I have already forbidden the wheelchairs in the house, so the kids have taken to crawling on their hands and knees to get to their beds at night, and out to the car in the mornings.  I told them that they should crawl at school too, as the exercise would help their feet heal so that they could walk again, but they are not allowed to crawl.  Safety concerns again.

My wife is also worried about the kids' safety, so she has been asking me not to let them crawl around the house, and telling me I should carry them to their beds when they get home from school.  I am about ready to abandon my family because my depression is beginning to ruin the lives of everyone around me.  Any advice would be helpful.

Friday, April 11, 2014

Common Core

Thanks to Marion Brady, we have an inside look at the horror called "Common Core":
I wonder if anyone else is worried about "Common Core".  I've looked at Education Policy Advisor Charlotte Thompson Iserbyt's work and multiple Teacher of the Year Award winner John Taylor Gatto's work, and it shows that an effort like Common Core is often designed to cause problems rather than solve them.
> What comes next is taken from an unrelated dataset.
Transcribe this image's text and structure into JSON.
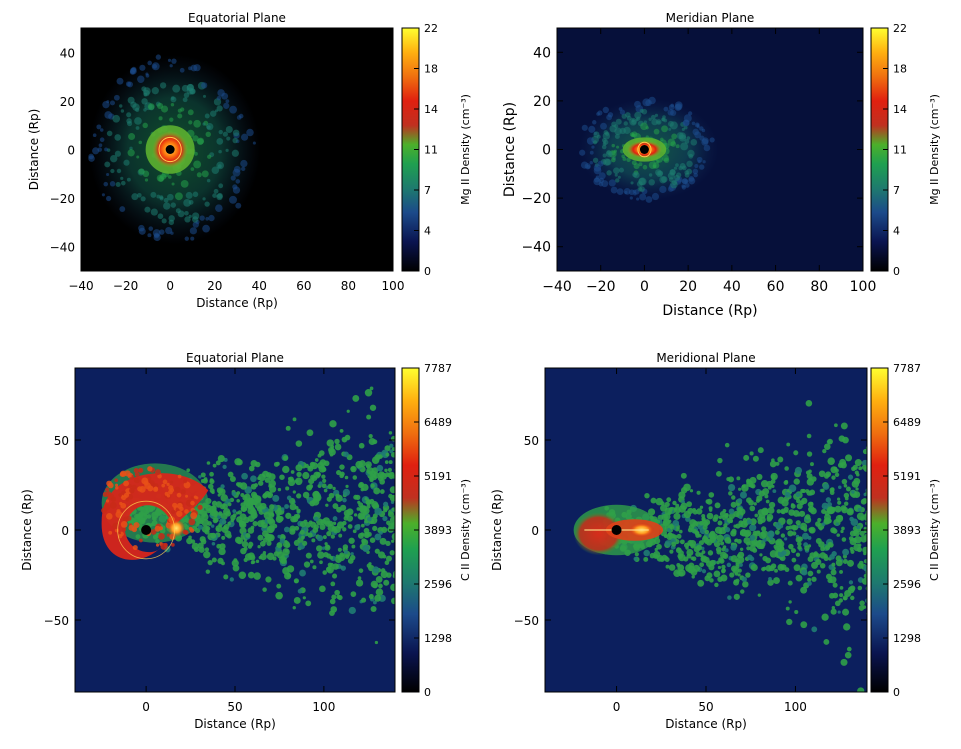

My kids' school is participating in a program designed to prevent the creative and disruptive thought that advances the goals of our species and replace it with predictable responses.  It is also designed to replace civil disobedience borne from the healthy conscience of an active mind with plain obedience.  It is designed to create adults who will follow orders regardless of their moral implications.

So why are my kids in school?  Because it's illegal to protect them from it.

If you have any contact with a truancy officer and can get him to agree to look the other way when he discovers parents who are protecting their kids from school, please let me know.  Such civil disobedience is the mark of true heroes.